Autant que la Macronie ou qu’une partie de la droite prompte à brader nos intérêts et toujours prête à trahir le peuple quand cela fait ses affaires, cette gauche-là est indigne du sacrifice consenti par nos aïeux et l’on aura par conséquent bien du mal à se joindre en ce jour de commémoration à ses pleurnicheries : lorsqu’on fait de la politique-poubelle, qu’on va l’afficher dans la télé-poubelle, on ne mérite dans le fond pas grand-chose d’autre que d’y retourner, dans celles de l’Histoire dont on n’aurait jamais dû sortir. Et combien, en attendant, il est douloureux de voir des édiles dont le haut fait d’armes consiste à militer pour des cours de récréation non genrées ou quelque improbable écriture inclusive débilitante, célébrer des morts pour la patrie (la matrie ?) à la cheville desquels ils n’arrivent pas et dont ils souillent à chaque instant le souvenir… Il est amusant d’ailleurs de constater que ceux-ci, obligés pour des raisons protocolaires de célébrer le 11 novembre, transformeront souvent ceci en tribune pacifiste sur les méfaits de la guerre, tout en étant les plus vaillants bellicistes de salon dans l’affaire russo-ukrainienne. Comprenne qui pourra.

Lorsque l’État, quant à lui, livre le peuple à l’insécurité, à l’ensauvagement, à la barbarie du quotidien, à une justice déficiente voire traîtresse, lorsque ce peuple est honteusement privé du droit imprescriptible de décider souverainement des conditions et proportions dans lesquelles il peut supporter de massives arrivées sur son propre territoire sans y avoir explicitement consenti, sommes-nous alors dignes de nos aïeux ?

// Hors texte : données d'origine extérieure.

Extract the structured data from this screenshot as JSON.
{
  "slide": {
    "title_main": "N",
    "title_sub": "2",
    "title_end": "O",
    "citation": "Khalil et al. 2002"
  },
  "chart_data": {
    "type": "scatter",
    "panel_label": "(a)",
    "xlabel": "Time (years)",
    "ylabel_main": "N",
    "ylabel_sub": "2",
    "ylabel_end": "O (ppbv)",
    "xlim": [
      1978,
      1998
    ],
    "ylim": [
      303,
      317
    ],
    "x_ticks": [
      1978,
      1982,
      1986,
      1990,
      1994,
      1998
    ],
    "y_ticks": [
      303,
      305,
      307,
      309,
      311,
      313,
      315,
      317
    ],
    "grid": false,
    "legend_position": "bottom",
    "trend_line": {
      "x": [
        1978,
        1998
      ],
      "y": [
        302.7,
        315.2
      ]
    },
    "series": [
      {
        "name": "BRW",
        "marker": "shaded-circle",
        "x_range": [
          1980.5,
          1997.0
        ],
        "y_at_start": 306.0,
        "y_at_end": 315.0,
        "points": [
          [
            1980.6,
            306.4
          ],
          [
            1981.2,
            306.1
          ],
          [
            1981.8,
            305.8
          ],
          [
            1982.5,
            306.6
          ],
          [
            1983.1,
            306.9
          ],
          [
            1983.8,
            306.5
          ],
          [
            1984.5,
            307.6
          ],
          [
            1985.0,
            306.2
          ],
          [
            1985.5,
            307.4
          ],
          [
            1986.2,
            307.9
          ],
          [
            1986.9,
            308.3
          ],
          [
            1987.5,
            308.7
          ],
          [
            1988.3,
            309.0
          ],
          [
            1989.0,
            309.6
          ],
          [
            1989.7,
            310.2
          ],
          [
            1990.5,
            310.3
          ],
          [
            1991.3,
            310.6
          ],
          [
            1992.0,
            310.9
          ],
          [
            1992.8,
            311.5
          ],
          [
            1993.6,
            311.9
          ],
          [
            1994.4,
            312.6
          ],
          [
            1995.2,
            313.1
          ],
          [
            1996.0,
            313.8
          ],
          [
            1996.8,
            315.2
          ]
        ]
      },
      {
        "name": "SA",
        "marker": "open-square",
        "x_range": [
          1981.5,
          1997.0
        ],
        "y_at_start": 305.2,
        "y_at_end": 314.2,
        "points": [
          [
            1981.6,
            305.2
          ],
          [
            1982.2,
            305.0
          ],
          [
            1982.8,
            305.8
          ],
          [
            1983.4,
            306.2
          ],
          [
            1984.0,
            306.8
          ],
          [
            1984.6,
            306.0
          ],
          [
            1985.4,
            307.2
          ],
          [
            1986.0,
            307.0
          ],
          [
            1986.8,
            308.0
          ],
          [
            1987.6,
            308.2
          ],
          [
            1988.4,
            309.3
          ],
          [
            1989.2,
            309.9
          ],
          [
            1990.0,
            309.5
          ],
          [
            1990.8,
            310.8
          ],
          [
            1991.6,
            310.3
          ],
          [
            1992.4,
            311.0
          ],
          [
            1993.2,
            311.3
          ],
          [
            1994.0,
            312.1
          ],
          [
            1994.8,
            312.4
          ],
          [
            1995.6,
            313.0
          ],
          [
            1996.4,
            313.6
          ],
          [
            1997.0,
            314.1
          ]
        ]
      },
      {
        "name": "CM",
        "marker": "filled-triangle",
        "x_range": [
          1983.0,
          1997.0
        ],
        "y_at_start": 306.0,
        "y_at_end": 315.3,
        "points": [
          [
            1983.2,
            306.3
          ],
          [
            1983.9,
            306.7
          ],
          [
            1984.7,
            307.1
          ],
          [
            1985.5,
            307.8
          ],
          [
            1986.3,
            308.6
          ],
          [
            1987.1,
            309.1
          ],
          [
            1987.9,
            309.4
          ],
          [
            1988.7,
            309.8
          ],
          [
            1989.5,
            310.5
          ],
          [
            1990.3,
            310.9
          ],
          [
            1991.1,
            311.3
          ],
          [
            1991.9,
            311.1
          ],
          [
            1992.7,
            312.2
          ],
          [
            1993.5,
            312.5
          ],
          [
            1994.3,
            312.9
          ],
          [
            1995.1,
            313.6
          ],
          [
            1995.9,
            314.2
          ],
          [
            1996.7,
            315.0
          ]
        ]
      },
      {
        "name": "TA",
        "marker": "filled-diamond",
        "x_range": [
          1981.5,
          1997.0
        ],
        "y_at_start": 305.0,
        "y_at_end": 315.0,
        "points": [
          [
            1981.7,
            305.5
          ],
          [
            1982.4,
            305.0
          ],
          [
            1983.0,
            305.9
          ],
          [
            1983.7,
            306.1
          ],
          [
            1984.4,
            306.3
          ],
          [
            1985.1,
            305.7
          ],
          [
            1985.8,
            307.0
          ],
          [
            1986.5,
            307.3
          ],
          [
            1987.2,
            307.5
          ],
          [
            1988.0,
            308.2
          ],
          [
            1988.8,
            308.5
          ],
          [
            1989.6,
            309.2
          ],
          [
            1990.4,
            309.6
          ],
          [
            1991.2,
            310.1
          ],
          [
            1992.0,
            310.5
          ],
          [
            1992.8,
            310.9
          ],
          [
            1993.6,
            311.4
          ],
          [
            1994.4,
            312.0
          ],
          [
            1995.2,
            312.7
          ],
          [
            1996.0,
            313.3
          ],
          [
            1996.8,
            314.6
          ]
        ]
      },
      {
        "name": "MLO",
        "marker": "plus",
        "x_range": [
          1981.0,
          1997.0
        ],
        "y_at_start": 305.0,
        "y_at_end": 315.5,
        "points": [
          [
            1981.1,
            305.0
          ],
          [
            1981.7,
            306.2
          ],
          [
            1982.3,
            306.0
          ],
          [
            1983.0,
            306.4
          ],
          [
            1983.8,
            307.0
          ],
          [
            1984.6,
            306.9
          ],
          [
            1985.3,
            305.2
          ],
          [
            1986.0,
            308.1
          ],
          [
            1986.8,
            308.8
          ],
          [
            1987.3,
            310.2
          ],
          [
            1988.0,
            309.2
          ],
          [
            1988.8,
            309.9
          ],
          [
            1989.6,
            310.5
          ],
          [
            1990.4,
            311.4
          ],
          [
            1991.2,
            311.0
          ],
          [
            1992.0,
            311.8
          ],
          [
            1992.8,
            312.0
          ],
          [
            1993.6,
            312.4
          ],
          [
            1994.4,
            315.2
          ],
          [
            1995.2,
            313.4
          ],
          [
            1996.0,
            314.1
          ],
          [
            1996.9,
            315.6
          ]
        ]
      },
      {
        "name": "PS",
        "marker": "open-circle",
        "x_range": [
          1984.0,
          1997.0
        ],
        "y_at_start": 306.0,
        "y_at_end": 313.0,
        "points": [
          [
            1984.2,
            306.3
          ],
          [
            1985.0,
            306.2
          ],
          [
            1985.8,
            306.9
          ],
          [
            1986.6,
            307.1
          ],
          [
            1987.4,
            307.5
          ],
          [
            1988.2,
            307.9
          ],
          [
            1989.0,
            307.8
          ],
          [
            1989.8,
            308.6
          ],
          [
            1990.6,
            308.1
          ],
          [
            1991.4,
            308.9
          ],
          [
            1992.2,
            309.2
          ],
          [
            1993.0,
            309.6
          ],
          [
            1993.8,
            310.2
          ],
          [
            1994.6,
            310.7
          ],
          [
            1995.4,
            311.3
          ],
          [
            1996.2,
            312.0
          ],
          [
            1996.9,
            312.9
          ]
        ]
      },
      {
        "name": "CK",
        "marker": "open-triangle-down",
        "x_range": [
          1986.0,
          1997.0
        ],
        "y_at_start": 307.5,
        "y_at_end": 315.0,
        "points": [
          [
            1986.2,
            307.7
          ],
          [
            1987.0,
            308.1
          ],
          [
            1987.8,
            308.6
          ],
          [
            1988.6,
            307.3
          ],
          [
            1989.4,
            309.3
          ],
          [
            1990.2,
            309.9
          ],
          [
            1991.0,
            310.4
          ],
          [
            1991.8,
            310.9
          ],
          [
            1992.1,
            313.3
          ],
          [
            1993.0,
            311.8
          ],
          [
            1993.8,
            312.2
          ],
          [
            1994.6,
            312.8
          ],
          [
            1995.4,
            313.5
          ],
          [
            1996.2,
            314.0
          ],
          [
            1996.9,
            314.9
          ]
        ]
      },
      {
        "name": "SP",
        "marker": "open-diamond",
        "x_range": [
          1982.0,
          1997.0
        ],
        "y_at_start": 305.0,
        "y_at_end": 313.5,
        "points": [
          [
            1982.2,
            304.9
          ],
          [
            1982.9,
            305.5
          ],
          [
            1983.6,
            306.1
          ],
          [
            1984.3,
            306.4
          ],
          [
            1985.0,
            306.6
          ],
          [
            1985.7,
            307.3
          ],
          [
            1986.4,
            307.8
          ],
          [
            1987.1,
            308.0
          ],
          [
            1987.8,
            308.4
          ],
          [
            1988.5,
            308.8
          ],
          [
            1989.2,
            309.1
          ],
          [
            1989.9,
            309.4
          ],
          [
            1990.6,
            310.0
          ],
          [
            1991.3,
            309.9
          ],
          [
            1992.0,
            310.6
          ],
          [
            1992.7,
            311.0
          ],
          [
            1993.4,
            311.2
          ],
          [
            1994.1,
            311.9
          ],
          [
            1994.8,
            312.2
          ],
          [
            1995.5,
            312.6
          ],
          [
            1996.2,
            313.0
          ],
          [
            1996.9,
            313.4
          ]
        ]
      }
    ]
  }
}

Alors bien sûr il y a les héros, il y a nos soldats qui, au milieu d’un monde décervelé en voie d’effondrement moral, assurent leur mission et s’engagent avec la possibilité toujours consciente du sacrifice. Il y aussi les Arnaud Beltrame, les Samuel Paty, tous ceux qui, militaires ou civils, se battent à leur manière et parfois le paient du prix du sang, contre la lâcheté et la soumission et pour la dignité du peuple français.

Ce n’est pourtant pas un jour par an mais tous les jours, que nous devrions nous poser cette lancinante question : sommes-nous, individuellement et collectivement, dignes d’eux, qui nous regardent du fond de leurs tranchées et de leur sacrifice ? Pour l’instant, la réponse est non.